Un lavoro “entusiasmante” fatto soprattutto da donne, “e di loro non si parla quasi mai. Questo è uno dei motivi di questo libro”, spiega Bartoli, che già nelle prime pagine – e lo rifarà più volte -, rivendica l’impegno e la vicinanza di quella politica alle persone. “Chi l’avrebbe mai detto che pochi decenni dopo parlare di assessori, consiglieri e funzionari sarebbe suonato quasi come un insulto. Nel decennio 1970/80, non secoli fa, quando ero assessore regionale, al massimo del mio impegno come amministratrice, il mio stipendio mensile era uguale a quello di un operaio metalmeccanico. Facevo 15 giorni di ferie all’anno in modeste località di mare o montagna, e non mi sarei mai sognata una vacanza sulla barca di un amico, anche perché i miei amici avrebbero potuto permettersi al massimo un pattino. Non ero una mosca bianca: era normale vivere così”.

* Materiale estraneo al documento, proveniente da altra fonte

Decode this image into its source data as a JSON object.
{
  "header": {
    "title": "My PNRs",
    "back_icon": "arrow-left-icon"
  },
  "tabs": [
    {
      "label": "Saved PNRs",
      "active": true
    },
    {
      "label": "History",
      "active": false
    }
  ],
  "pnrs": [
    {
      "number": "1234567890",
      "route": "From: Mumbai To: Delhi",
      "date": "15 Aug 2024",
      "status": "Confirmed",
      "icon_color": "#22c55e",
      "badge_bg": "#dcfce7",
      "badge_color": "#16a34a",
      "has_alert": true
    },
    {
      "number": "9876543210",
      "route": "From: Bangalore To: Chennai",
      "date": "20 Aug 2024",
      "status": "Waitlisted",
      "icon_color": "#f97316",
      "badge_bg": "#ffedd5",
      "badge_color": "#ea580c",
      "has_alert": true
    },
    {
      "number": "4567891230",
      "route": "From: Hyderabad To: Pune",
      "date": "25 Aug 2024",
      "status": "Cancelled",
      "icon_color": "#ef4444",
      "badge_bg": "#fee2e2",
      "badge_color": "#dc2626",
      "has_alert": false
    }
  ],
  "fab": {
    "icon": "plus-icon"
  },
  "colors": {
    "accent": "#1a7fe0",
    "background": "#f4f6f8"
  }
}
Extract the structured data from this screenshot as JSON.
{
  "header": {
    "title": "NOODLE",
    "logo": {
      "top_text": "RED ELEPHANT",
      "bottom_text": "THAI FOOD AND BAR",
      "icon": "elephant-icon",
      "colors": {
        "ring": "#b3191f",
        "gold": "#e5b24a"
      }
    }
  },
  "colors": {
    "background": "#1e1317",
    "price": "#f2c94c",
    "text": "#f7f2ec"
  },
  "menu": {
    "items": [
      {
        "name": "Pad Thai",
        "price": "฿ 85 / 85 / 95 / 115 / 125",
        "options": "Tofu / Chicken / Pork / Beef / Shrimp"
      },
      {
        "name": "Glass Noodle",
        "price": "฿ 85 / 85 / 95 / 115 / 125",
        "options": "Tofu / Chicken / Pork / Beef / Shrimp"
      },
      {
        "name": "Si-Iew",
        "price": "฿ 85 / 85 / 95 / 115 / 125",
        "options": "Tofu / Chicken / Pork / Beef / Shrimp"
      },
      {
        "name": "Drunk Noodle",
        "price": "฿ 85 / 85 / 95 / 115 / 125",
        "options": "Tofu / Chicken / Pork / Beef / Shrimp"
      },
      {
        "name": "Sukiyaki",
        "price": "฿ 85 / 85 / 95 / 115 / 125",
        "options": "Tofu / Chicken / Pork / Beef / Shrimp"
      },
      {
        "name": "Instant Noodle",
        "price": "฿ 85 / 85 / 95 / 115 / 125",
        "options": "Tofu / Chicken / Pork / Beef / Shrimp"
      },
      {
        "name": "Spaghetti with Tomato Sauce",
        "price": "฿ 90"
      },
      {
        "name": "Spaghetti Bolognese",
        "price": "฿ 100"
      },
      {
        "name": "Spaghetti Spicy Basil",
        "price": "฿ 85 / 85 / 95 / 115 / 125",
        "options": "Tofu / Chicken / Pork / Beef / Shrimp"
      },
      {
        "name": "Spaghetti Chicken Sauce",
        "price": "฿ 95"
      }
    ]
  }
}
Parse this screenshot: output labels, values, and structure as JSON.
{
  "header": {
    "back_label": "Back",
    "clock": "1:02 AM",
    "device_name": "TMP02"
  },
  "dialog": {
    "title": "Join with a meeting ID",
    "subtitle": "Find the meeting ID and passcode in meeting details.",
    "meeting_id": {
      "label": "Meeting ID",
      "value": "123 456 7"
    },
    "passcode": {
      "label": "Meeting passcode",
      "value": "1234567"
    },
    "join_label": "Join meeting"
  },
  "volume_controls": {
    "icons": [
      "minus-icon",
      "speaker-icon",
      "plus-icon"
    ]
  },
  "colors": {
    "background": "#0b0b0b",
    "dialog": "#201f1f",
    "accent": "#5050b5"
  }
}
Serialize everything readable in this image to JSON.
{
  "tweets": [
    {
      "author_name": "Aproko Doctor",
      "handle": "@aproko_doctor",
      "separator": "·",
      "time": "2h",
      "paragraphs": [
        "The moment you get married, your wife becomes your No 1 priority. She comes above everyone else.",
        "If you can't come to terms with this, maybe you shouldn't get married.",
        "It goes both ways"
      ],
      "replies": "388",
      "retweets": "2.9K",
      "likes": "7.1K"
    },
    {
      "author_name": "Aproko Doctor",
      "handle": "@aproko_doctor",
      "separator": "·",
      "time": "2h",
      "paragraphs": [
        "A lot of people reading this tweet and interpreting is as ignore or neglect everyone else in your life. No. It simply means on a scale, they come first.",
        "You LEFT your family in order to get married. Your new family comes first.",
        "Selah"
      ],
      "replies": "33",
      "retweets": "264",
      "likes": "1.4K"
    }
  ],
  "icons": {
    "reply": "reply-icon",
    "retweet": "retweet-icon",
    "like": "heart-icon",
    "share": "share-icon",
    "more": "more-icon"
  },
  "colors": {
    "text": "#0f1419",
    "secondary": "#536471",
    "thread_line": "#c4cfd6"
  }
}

Così come era normale scontrarsi con pregiudizi trasversali. “Per un periodo – racconta Bartoli – sono stata coordinatrice di tutti gli assessori regionali ai Servizi sociali. La cosa strana è che quando si parlava di asili era difficile che nelle riunioni partecipassero assessori maschi: mandavano i funzionari perché ritenevano il problema di basso profilo”. “La mela sbucciata” è anche un libro corale. Se le prime 170 pagine sono scritte da Bartoli, le restanti 150 sono state affidate a funzionarie e amministratrici che negli anni settanta e ottanta hanno contributo a creare il welfare emiliano e le sue eccellenze conosciute in tutto il mondo, prima tra tutte il sistema dei nidi e delle scuole d’infanzia reggiane che già a metà degli anni ottanta veniva presentato a San Francisco in pompa magna. Non erano passati nemmeno 20 anni dal viaggio di Adriana Lodi, assessore all’infanzia bolognese, che a spese proprie visitò i nidi pubblici scandinavi in Svezia e Danimarca per imparare dai migliori. Nel 1991 la rivista Newsweek riconoscerà la scuola d’infanzia “Diana” di Reggio Emilia come “la più bella del mondo”.